A UW staff member since 1987, Ward says his first contact with the mechanics of publications came from his uncle, a printer, who introduced him when he was a child to the tools of the trade and the possibilities of paper. He’s been playing with paper ever since.

A resident of Puyallup, Ward took over UW Tacoma’s less-than-effective copy center in 2001 and quickly transformed its reputation by committing himself to providing superior service. UWT staff members praise his responsiveness: if they don’t happen to pick up their job right away after he calls, he’ll find an opportunity to deliver it in person.

Professors appreciate the perfectionism he brings to routine tasks and are surprised at how important his help can be for new faculty members learning the ropes: he’s been known to coach new professors on how to navigate e-reserves. Staff members with budget responsibilities are happy that they can now track their copying expenses more easily because Ward responded to a customer’s casual complaint by creating a campuswide solution.

Though the physical dimensions of the UWT copy center have not changed since it opened in 1997, the number of people it serves, the number of deliveries it processes and the volume of copies it produces have more than doubled. In winter quarter 2002, UWT opened two new buildings.
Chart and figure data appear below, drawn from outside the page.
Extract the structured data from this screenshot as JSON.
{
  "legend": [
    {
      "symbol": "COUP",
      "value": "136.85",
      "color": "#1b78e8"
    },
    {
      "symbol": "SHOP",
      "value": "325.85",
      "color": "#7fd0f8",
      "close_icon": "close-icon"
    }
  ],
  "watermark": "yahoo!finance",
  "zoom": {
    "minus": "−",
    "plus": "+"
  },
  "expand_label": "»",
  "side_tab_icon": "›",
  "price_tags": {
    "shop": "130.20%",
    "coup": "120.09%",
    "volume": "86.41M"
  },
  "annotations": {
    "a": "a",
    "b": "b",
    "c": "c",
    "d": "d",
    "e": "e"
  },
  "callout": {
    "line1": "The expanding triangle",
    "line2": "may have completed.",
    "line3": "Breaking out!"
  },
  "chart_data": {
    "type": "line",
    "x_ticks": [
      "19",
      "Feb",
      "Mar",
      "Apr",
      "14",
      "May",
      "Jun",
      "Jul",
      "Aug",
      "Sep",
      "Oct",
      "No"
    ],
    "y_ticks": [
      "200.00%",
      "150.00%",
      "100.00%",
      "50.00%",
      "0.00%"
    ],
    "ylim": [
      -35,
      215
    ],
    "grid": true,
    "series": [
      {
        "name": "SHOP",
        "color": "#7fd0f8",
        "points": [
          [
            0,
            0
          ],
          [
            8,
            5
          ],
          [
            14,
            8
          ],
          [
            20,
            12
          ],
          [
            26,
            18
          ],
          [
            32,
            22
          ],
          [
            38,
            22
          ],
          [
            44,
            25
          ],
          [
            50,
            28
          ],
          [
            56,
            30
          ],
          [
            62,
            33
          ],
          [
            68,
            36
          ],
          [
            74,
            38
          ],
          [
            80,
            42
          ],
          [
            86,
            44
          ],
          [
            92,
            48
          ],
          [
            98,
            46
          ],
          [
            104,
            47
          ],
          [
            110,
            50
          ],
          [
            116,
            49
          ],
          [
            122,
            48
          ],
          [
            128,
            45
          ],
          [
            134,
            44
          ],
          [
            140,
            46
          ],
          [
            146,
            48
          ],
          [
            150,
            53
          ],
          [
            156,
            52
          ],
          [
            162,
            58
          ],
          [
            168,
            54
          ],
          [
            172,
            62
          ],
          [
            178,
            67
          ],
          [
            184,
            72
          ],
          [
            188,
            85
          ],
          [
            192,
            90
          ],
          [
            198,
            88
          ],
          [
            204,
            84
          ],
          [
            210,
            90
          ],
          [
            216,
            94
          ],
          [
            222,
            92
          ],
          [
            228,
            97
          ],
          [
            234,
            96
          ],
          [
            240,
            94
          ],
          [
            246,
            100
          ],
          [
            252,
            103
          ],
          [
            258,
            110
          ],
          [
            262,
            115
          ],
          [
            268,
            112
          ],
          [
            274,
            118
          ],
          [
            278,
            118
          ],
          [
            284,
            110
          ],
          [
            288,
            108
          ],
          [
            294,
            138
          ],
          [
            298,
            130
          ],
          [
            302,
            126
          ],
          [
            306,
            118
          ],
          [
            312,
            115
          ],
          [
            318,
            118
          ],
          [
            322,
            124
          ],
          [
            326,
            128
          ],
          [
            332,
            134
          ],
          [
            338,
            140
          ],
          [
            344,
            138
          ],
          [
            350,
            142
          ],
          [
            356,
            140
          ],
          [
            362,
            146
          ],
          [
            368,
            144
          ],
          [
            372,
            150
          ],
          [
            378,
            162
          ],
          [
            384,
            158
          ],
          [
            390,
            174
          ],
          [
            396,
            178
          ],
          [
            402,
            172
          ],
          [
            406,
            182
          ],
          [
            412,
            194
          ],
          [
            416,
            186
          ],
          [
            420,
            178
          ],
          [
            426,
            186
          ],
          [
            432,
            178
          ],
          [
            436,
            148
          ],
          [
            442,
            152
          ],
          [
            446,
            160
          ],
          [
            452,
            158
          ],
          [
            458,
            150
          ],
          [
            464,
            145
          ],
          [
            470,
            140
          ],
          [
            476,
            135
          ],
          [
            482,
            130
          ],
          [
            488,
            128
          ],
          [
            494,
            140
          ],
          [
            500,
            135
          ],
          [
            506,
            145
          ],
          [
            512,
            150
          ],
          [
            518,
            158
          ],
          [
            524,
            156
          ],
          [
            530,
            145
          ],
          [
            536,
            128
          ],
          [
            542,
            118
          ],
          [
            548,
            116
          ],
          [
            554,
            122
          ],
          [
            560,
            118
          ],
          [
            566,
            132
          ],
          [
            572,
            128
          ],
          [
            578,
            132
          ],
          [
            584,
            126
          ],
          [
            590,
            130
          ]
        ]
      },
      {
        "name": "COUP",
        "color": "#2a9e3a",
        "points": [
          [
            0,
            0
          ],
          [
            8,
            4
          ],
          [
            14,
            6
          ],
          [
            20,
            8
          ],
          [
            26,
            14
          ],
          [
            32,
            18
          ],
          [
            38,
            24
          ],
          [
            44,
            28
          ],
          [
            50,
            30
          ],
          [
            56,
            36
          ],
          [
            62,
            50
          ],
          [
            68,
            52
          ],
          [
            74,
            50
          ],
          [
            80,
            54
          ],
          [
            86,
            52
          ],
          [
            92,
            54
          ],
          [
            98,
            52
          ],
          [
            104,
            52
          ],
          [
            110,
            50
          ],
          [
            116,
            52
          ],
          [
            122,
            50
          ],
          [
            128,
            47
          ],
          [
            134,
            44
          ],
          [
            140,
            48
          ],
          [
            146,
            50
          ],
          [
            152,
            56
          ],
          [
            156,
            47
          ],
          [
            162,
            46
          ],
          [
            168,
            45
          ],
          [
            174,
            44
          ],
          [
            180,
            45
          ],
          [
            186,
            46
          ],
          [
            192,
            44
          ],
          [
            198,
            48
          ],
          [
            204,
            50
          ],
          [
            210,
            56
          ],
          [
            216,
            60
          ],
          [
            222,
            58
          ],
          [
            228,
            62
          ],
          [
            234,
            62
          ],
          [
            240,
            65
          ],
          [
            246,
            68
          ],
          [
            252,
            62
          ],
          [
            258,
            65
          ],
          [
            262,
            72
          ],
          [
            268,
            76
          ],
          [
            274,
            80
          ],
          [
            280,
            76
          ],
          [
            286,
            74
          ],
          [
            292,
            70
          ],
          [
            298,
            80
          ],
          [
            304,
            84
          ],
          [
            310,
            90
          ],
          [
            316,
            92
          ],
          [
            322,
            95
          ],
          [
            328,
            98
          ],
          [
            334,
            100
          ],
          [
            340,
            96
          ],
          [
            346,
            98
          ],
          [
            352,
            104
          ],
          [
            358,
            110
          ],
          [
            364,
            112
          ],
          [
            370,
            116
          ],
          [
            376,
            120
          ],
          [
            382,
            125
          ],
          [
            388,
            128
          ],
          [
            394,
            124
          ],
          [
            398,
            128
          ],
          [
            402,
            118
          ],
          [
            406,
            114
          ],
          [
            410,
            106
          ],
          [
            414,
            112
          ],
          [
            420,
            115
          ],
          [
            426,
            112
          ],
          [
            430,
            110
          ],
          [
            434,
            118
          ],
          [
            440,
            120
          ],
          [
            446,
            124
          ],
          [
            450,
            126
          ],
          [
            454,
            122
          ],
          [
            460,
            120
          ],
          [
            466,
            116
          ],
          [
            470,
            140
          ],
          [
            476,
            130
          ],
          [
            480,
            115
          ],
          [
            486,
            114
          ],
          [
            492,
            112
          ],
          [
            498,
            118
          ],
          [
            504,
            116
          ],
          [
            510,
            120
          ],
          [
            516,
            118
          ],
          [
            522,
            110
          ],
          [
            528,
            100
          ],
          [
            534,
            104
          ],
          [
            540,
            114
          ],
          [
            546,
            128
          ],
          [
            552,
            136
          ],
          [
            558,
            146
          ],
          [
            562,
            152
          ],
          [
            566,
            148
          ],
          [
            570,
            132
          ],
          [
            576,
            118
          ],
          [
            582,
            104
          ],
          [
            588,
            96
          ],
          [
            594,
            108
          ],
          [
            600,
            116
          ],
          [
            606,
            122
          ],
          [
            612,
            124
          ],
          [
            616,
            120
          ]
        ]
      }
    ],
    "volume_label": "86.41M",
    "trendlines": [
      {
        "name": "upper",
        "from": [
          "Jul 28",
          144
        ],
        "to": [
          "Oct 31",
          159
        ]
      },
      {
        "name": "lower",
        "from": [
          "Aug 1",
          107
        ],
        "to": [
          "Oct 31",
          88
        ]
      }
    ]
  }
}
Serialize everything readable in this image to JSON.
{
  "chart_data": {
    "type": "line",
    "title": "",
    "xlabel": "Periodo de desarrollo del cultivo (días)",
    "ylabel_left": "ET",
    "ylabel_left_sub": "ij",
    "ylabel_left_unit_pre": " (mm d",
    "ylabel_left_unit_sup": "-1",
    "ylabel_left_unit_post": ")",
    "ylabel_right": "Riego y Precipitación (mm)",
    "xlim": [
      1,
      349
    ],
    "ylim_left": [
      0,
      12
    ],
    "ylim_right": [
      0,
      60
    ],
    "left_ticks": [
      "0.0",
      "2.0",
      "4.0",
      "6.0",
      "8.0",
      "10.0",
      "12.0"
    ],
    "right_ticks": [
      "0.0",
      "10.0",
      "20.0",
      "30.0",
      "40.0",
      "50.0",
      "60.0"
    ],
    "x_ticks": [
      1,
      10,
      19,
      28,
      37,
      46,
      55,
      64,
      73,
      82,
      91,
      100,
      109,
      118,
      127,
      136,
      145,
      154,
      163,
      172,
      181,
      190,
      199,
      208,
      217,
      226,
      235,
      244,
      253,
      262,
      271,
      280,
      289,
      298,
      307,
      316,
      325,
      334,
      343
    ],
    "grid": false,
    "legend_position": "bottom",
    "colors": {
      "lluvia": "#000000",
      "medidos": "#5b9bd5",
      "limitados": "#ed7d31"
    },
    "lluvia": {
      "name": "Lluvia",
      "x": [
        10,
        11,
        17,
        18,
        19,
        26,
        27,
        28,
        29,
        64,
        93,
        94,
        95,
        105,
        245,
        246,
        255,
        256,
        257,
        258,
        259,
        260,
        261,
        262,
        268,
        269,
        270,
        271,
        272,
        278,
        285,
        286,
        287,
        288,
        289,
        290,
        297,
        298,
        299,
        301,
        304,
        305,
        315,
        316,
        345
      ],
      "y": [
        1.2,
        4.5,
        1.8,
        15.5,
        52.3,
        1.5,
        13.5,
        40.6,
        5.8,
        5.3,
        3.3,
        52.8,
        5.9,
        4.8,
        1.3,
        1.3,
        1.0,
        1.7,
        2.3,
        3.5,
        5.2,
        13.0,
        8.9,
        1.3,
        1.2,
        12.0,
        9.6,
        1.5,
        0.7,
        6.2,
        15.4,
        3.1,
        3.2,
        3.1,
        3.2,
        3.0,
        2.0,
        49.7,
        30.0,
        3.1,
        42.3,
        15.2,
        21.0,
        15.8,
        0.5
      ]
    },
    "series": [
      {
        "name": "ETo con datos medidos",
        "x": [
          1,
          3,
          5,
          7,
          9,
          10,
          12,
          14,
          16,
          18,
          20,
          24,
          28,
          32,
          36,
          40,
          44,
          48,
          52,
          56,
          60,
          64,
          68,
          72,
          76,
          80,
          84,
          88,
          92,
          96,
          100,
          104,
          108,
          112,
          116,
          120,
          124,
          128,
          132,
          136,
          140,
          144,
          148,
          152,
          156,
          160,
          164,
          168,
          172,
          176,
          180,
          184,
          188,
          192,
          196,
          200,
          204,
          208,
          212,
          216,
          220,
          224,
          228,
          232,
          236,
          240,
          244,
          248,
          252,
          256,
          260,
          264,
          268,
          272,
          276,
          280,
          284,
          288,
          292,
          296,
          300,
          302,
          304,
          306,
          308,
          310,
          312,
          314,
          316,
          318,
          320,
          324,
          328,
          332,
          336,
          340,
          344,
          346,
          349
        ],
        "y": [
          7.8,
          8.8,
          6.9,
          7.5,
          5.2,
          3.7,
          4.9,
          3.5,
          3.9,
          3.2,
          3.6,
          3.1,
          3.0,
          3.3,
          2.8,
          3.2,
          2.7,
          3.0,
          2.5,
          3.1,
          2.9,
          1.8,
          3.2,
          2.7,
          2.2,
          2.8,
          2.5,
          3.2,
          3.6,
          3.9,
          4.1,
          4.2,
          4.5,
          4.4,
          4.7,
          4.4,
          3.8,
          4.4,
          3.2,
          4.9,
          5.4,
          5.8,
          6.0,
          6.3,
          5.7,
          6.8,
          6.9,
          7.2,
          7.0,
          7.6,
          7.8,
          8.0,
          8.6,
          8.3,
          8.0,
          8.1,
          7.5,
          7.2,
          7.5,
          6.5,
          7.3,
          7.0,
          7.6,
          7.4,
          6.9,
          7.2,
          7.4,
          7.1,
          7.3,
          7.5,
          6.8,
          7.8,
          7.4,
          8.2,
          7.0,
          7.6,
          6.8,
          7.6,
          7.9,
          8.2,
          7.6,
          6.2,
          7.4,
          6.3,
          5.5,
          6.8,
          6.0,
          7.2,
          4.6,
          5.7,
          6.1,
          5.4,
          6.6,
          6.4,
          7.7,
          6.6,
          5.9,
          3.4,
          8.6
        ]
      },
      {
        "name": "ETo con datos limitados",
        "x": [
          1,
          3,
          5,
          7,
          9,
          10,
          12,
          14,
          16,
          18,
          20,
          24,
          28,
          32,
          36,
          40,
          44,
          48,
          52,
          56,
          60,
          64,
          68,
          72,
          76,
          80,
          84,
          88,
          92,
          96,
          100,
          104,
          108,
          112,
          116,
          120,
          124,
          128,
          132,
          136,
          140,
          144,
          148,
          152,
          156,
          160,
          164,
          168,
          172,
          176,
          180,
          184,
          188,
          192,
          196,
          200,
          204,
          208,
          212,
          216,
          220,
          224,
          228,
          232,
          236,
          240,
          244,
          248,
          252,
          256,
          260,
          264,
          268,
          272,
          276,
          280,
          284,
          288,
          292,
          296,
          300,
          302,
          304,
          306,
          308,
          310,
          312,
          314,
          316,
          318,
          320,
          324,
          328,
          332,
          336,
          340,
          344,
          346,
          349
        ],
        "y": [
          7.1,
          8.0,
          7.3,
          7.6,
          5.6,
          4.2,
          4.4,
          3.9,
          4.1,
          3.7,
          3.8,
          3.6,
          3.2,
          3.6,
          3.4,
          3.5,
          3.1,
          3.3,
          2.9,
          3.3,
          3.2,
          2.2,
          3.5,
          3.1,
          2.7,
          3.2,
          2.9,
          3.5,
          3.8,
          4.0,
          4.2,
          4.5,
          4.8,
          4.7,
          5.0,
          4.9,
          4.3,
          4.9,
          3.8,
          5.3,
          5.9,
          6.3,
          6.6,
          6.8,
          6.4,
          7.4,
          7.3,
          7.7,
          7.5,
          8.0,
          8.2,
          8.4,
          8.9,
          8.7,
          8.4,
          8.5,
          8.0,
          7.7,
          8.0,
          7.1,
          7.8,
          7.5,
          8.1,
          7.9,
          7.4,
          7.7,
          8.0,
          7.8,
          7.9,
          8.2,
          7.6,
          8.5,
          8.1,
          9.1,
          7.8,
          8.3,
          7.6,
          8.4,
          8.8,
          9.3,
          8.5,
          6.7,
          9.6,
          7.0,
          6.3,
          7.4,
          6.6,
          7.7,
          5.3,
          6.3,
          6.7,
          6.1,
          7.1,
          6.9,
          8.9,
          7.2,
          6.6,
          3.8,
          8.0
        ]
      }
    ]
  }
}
The copy and mail center accommodated all the deliveries of computers, science and media equipment for the new facilities — without disrupting the normal flow of copy and mail services. Ward took it all in stride, never suggesting that the shipment work related to furnishing the new buildings was beyond the scope of his duties as copy center coordinator.

Ward’s brand of customer service is personal. Everyone who walks into the center gets personally acknowledged within 10 seconds, and a staff member always takes the time to listen to the customer explain the job. That results in fewer errors and improved quality. Background music, by design, adds a soothing, even entertaining dimension to the experience of picking up the mail or delivering a copy job.

His favorite part of the job? The people: he loves to give them just a little more than they expected. His favorite thing about UWT? Its climate of support for excellence and innovation. “Our Chancellor (Vicky Carwein) deserves credit for that,” he says. “She’s made this a place where people can be themselves and still contribute great things.”